The feasibility study now underway could include proposals to add SkyTrain-type service from the convention center to the busy Camp Creek Parkway corridor, to the corporate headquarters for Porsche and Delta Airlines and to a new, 320-acre, mixed-use development that will be adjacent to Hartsfield-Jackson in the City of College Park called “Airport City.”
“Everything is on the table,” McDowell said. “The theme of this transit study is creating 21st century transit infrastructure for Hartsfield-Jackson Airport.”
Grady Smith is a veteran transit planner for VHB, which is conducting the $350,000, privately funded Aerotropolis study. Smith said that a highlight of the company’s work will take place in September when Aerotropolis will be inviting transit companies from around the world to Atlanta to display their cutting-edge technologies to improve mobility.
“We will be holding an innovations summit asking vendors to bring us their ideas about how technology can help with some of these activities.” Smith said “From light-rail, to personal rapid transit to electric bikes, we want to be innovative and creative in our solutions set and we’re asking the mobility technology community to to give us some ideas.”
In addition to the September summit, Smith said his team will conduct outreach including interviews with key stakeholders, mobile exhibits, public meetings, and surveys. Those who wish to share their input for the study can complete an online survey. Recommendations from the study are expected to be announced in December.
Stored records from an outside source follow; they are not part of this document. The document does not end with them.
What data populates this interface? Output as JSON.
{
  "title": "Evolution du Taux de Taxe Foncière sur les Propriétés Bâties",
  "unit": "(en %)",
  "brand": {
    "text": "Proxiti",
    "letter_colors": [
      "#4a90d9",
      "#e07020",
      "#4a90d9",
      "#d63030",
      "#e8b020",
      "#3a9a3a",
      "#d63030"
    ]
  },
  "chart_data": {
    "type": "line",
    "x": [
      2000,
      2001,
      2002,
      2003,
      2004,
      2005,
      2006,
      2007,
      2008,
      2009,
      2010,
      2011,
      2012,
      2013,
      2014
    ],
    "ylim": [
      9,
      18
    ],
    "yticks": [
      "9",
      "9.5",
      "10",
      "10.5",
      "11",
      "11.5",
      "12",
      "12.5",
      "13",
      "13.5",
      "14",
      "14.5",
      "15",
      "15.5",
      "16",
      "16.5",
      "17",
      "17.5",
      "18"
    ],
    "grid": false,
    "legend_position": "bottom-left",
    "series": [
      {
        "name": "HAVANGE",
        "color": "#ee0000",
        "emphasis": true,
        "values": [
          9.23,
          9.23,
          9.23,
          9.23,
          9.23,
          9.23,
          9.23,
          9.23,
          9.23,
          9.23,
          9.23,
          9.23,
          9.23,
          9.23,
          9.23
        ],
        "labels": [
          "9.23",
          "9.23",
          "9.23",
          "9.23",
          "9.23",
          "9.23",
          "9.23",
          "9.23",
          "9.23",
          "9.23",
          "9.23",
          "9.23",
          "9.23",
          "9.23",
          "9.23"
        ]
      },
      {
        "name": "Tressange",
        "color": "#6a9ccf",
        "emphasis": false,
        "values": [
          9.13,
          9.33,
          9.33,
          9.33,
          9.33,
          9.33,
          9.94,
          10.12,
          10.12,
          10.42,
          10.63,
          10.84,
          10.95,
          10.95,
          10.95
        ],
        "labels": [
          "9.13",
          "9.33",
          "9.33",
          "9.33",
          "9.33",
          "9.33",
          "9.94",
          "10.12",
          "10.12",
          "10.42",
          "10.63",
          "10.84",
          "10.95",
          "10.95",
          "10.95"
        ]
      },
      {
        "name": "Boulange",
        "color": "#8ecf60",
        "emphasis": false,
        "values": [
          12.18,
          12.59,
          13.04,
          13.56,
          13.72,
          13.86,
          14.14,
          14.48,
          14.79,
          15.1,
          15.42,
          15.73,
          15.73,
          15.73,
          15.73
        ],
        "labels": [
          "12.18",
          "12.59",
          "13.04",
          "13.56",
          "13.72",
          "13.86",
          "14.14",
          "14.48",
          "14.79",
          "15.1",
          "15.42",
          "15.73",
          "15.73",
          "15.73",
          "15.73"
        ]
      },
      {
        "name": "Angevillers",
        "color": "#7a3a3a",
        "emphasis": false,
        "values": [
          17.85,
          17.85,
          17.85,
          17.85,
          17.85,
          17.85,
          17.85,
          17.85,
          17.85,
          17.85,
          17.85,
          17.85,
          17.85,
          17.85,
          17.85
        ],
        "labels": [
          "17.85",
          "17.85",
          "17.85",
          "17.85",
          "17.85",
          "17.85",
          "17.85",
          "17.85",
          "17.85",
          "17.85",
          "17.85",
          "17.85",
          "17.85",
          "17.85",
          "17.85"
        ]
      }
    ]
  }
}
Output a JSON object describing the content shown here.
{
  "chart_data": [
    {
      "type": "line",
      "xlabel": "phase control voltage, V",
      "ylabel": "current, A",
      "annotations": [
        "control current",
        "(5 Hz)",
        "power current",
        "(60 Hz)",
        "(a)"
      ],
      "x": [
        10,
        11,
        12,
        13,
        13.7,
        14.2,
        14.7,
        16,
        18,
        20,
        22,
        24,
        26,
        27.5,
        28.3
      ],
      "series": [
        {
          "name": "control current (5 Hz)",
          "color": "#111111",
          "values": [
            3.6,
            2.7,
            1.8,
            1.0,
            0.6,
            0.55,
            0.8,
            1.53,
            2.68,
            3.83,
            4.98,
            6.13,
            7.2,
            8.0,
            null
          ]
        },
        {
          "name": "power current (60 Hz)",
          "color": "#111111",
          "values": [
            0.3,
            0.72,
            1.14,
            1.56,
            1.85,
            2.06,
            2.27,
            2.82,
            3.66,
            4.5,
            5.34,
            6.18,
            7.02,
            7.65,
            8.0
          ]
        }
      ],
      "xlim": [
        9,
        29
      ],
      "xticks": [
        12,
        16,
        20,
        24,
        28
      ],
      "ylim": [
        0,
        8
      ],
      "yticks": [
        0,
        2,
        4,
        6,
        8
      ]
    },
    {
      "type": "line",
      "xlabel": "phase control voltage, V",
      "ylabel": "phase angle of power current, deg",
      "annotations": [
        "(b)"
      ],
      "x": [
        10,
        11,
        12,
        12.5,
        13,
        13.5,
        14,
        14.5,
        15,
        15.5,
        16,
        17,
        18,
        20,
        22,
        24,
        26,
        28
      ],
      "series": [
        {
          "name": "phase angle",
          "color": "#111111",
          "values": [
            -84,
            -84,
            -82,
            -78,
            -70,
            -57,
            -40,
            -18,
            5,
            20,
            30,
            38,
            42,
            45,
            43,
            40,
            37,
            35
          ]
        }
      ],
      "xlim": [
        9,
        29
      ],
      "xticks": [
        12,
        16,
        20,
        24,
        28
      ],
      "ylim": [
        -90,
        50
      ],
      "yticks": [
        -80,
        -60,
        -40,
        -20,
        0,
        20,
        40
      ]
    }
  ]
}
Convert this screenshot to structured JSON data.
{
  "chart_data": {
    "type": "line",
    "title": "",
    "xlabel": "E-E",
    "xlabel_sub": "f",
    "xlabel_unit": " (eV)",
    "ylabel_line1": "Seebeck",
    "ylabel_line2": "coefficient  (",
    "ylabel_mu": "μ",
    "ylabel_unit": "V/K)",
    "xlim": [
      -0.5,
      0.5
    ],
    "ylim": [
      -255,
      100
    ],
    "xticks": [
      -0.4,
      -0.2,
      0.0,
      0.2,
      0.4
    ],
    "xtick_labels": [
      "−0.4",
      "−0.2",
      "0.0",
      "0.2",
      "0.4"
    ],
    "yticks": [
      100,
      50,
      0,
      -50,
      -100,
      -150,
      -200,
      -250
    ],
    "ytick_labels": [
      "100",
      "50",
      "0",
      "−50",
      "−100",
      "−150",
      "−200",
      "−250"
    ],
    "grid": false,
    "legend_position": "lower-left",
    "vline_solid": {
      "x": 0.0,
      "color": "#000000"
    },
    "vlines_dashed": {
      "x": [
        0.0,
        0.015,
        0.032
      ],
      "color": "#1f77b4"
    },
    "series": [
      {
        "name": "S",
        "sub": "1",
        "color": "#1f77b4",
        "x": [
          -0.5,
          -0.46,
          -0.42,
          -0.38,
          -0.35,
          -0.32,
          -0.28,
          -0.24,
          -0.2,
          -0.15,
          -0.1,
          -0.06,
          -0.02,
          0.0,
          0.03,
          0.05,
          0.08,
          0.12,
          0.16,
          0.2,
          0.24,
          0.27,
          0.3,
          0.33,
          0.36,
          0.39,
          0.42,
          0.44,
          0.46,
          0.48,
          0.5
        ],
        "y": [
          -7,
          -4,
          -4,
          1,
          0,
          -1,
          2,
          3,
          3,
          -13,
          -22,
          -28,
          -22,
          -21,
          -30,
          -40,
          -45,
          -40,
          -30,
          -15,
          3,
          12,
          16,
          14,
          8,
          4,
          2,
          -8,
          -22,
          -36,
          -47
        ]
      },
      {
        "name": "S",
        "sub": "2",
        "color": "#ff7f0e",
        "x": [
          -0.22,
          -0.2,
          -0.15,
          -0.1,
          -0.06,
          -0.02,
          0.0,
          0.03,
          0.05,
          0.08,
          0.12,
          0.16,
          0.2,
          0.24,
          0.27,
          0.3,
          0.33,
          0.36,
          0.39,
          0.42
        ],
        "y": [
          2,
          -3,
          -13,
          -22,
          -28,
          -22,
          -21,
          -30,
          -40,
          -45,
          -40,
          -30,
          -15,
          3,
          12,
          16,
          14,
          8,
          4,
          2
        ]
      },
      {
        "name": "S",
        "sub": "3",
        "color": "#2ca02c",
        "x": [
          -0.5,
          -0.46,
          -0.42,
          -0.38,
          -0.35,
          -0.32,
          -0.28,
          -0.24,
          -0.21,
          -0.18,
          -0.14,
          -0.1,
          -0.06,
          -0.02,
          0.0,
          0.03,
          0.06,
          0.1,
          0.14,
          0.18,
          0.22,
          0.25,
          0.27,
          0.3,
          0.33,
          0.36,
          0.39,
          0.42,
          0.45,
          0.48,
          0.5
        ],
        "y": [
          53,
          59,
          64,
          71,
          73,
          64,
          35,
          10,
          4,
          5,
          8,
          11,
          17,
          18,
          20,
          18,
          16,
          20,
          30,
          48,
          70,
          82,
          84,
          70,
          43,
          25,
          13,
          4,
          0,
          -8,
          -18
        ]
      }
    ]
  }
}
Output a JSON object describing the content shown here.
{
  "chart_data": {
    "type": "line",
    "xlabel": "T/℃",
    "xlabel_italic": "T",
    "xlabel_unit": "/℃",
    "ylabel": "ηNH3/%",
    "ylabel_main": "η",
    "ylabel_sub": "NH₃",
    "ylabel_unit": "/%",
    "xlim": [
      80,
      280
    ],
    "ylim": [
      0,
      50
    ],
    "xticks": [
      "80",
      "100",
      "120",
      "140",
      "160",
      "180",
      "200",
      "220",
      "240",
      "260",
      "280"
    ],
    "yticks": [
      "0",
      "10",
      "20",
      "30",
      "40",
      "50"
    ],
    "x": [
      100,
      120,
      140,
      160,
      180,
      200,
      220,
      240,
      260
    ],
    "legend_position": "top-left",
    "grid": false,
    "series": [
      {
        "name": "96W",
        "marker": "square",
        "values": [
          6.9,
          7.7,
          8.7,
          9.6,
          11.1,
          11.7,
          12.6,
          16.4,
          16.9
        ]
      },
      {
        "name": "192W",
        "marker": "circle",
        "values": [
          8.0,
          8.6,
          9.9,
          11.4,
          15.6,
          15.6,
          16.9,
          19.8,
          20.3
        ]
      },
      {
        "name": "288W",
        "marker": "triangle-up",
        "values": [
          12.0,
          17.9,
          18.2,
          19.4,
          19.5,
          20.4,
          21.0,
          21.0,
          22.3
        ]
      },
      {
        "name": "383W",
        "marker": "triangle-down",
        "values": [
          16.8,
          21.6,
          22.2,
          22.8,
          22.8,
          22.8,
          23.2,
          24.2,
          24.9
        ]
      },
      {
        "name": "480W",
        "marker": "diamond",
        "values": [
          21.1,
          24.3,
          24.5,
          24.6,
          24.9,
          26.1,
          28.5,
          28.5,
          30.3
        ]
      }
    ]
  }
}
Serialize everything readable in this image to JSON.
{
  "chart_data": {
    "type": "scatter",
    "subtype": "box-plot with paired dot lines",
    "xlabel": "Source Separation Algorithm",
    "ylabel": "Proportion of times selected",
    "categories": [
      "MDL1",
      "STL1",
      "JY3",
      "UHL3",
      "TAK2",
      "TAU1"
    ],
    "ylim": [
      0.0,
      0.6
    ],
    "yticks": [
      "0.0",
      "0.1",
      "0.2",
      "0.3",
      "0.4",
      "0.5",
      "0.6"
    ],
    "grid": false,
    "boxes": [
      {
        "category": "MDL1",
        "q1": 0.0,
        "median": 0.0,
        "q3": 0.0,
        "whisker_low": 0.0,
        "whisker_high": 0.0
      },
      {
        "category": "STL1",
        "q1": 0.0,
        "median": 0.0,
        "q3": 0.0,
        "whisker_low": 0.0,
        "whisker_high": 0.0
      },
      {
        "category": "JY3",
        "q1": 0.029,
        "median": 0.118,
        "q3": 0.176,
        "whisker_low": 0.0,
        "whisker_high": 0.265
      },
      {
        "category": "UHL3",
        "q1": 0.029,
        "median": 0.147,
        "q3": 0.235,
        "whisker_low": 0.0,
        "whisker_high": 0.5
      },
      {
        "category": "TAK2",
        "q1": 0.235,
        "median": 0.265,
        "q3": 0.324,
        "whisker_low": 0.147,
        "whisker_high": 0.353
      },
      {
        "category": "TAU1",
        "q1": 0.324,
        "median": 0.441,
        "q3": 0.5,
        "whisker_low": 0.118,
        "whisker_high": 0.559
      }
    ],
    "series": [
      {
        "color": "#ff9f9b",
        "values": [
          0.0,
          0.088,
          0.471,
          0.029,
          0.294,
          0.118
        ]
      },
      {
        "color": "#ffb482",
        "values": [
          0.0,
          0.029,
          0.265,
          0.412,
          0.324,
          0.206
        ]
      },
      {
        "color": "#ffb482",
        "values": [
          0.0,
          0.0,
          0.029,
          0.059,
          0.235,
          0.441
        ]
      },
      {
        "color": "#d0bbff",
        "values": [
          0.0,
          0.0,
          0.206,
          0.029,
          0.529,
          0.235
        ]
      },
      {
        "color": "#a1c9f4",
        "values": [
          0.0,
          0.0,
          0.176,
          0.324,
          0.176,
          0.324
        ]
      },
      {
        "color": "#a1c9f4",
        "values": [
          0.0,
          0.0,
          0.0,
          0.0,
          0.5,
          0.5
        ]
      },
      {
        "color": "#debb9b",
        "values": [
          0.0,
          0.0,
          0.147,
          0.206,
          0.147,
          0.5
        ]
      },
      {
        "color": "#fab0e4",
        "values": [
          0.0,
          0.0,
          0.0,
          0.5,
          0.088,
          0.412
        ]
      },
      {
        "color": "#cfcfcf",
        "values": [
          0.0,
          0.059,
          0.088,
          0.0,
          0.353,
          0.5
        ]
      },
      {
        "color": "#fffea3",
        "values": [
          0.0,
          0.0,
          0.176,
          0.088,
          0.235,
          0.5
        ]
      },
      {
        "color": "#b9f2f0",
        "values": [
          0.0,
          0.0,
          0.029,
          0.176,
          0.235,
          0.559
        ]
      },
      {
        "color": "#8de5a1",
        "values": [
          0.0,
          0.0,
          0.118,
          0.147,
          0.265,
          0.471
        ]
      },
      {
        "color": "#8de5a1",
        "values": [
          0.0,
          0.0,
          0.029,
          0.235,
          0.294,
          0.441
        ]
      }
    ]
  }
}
With the overwhelming passage of the “More MARTA” referendum in the City of Atlanta in 2016 and the approval of a historic, pro-transit bill in the Legislature earlier this year, it appears that state and local leaders — and traffic-plagued commuters — are now recognizing the value of investing in buses, trains and alternative transportation modes instead of focusing solely on roads and highways.
Although most of the new initiatives on the drawing board will be concentrated in metro Atlanta’s northern tier, the rise of Aerotropolis could help extend the region’s transit footprint southward and become a catalyst for much-needed economic revitalization and quality-of-life improvements.
“Anytime you can make it a lot easier for people to have transportation access, it correlates to jobs and compounds the interest in the area and helps make more economic development happen,” said Shannon James Sr., executive director of the related Aerotropolis Alliance and a member of the AACIDs board of directors. “As we work to energize this area, we know what the means and the impact it will have on these communities 50 years from now.”